CHICAGO -- Angels manager Mike Scioscia confirmed on Saturday that his team officially filed a protest of Friday night's 8-6, 10-inning loss to the White Sox at U.S. Cellular Field because of a controversial play in the first inning.
The White Sox had the bases loaded with no outs when Paul Konerko hit a ground ball to third base. Alberto Callaspo fielded it and threw home to get a force out before catcher Chris Iannetta threw wide to first attempting to double up Konerko, who was ruled safe after Albert Pujols was pulled off the bag by a wide throw.
Scioscia argued that Konerko's path to first base took him into Iannetta's throwing lane, which he contends should be an automatic out. Instead, the White Sox were only charged one out and proceeded to score four runs against Zack Greinke after an RBI single and three-run home run.
Scioscia's conviction hadn't lessened a day later.
"What they can and could change, and should change, is the fact that the judgement was, 'Was he inside the line? Yes. Was he in the lane? Yes.' Now it's assumed that he absolutely was affecting the throw of the fielder, because he was in the lane and was in jeopardy of the throw," Scioscia said. "It's not even being disputed by the umpires.
They're saying the throw was bad, so they're not going to make a call ... which has no logic to it at all."
Iannetta said Saturday that he did alter the throw wide to the left of Konerko because of his path to the base.
"I know I had to adjust where I'd throw," Iannetta said. "Normally, I'd throw to Albert on the base and he'd be at the base, but just the fact that he was pulled off the bag by the throw was an indication of how I had to alter it. I didn't want to take the chance of throwing at the runner, so I threw it around him and pulled Albert off the bag."

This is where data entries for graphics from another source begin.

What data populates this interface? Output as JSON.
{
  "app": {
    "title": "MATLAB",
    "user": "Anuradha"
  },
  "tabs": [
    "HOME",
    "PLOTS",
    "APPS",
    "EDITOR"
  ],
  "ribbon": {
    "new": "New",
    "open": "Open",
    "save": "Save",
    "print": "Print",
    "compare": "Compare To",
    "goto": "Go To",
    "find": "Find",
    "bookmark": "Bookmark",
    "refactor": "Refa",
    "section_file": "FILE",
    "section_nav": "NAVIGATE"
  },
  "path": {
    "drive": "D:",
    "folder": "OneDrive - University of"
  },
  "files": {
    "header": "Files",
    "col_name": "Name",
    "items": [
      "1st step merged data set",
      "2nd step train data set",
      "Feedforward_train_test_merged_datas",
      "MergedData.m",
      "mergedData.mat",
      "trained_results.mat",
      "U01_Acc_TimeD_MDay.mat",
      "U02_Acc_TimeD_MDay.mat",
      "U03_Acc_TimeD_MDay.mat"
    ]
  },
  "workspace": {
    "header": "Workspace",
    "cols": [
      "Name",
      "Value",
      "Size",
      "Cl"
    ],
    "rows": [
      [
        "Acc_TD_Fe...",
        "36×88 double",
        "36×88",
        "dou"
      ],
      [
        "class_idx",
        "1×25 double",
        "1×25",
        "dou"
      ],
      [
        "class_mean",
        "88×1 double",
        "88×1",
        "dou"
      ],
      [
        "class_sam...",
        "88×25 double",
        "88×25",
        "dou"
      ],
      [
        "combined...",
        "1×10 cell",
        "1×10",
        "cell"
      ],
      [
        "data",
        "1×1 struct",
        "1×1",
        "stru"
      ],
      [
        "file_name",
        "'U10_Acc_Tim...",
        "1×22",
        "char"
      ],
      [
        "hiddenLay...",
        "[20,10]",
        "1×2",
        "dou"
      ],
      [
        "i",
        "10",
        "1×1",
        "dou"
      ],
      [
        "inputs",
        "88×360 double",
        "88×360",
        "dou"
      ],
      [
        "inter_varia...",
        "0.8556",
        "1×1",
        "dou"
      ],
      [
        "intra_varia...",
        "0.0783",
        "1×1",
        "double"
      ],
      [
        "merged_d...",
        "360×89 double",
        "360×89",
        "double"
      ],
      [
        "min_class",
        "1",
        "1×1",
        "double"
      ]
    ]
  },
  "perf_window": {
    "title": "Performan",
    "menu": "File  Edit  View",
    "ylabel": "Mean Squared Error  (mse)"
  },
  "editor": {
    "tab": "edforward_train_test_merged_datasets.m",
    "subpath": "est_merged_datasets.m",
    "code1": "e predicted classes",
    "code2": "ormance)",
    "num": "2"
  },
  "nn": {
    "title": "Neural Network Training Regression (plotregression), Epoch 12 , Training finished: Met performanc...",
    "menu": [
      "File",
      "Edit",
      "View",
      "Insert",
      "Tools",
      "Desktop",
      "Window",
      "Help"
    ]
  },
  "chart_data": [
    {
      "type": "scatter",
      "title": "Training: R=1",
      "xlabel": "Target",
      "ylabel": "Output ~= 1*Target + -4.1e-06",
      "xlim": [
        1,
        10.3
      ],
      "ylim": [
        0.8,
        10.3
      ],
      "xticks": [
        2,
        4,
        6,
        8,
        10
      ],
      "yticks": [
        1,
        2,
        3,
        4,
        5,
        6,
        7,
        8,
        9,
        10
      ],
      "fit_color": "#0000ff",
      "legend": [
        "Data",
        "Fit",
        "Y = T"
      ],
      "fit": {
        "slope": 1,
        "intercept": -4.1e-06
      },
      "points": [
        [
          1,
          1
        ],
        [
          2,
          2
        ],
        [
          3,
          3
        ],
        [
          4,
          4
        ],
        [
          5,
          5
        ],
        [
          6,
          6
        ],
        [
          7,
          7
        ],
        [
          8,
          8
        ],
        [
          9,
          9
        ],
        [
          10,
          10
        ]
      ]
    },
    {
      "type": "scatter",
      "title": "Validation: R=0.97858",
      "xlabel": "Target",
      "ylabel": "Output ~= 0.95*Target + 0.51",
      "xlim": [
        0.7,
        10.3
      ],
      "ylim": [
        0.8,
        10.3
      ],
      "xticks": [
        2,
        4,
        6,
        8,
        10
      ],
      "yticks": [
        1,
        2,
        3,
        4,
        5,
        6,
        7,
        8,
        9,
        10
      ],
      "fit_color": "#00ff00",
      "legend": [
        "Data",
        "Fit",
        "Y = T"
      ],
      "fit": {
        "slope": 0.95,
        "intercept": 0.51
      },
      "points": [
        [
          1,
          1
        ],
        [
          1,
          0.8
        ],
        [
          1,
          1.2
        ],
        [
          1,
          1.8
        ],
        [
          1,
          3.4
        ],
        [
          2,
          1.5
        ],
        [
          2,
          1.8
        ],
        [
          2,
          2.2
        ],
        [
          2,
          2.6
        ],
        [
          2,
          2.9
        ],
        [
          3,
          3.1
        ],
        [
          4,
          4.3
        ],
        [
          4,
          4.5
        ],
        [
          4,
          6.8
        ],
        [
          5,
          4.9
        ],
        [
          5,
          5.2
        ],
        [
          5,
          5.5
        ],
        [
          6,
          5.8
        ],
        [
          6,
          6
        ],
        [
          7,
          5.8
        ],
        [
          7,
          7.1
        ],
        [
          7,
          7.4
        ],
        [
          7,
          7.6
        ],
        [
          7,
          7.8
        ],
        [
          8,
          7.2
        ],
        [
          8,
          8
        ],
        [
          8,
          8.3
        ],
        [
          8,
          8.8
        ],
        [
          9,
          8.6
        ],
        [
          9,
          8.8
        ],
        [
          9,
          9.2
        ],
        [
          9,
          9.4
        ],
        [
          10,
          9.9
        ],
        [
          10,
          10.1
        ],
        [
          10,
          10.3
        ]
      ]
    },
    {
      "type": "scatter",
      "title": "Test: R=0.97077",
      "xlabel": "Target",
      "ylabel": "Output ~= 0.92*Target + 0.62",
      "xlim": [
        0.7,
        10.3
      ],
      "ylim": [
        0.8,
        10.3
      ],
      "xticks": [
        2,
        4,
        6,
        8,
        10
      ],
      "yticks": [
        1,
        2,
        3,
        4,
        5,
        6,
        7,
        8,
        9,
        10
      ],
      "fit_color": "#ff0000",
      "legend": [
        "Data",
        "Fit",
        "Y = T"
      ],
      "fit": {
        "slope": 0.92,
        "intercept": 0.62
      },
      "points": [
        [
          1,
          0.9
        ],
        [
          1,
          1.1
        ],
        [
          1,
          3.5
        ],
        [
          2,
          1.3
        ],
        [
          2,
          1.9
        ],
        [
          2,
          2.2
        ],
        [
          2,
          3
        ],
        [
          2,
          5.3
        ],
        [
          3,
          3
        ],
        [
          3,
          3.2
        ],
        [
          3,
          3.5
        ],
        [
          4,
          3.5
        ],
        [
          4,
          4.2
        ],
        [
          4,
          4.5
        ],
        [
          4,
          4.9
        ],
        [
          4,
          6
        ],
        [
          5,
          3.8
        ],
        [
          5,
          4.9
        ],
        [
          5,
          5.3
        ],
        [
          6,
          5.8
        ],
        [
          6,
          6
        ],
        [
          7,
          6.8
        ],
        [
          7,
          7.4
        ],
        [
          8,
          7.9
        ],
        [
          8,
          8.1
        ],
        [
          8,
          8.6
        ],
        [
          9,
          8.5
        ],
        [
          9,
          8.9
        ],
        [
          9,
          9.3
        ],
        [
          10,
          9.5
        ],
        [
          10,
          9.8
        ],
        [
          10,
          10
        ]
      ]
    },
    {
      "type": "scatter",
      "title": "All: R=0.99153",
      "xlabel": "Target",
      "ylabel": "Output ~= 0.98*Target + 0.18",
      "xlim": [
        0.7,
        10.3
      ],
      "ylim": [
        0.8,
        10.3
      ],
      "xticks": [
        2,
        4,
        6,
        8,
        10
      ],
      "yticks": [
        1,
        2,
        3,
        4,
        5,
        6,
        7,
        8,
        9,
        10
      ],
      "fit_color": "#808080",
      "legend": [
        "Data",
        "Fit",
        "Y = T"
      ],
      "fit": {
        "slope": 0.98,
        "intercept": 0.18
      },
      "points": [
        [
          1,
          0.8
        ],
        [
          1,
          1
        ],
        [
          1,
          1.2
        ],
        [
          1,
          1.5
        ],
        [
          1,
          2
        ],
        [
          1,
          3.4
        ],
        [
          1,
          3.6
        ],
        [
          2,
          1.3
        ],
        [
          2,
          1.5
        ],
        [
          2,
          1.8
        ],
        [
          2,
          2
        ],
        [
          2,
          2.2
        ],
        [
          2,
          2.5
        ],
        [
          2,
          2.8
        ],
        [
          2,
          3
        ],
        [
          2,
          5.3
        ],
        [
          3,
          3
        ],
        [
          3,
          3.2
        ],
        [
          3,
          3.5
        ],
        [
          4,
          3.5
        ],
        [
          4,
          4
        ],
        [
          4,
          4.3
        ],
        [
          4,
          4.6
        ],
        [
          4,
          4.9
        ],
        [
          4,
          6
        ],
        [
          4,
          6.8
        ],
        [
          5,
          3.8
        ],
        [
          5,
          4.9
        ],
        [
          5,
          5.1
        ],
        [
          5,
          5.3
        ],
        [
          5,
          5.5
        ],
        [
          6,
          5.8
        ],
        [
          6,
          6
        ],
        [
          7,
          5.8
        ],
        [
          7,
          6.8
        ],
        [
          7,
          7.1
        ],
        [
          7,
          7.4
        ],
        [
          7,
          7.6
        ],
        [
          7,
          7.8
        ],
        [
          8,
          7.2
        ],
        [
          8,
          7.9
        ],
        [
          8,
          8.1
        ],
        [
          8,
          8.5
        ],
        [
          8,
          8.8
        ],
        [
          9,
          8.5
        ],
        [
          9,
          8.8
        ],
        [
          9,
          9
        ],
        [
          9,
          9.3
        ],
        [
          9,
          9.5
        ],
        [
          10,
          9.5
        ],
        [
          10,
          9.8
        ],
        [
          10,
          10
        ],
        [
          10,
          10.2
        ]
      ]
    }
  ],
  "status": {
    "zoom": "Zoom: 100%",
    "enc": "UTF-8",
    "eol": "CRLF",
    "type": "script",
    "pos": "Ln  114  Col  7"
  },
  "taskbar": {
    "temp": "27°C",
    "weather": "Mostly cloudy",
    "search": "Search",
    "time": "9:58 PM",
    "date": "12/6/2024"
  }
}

Scioscia was asked what he thought would've been called had Iannetta hit Konerko in the back with his throw.
"I think if he would've hit him in the back, they absolutely would've made the call," the former catcher said. "But it's not contingent on that. The interpretation of the rule is not contingent on if you hit the runner. It's contingent on the parameters that [the umpiring crew] already set. That's my whole argument. The parameters they set call for that guy to be called out [from] what they told me, and that's what the protest is about."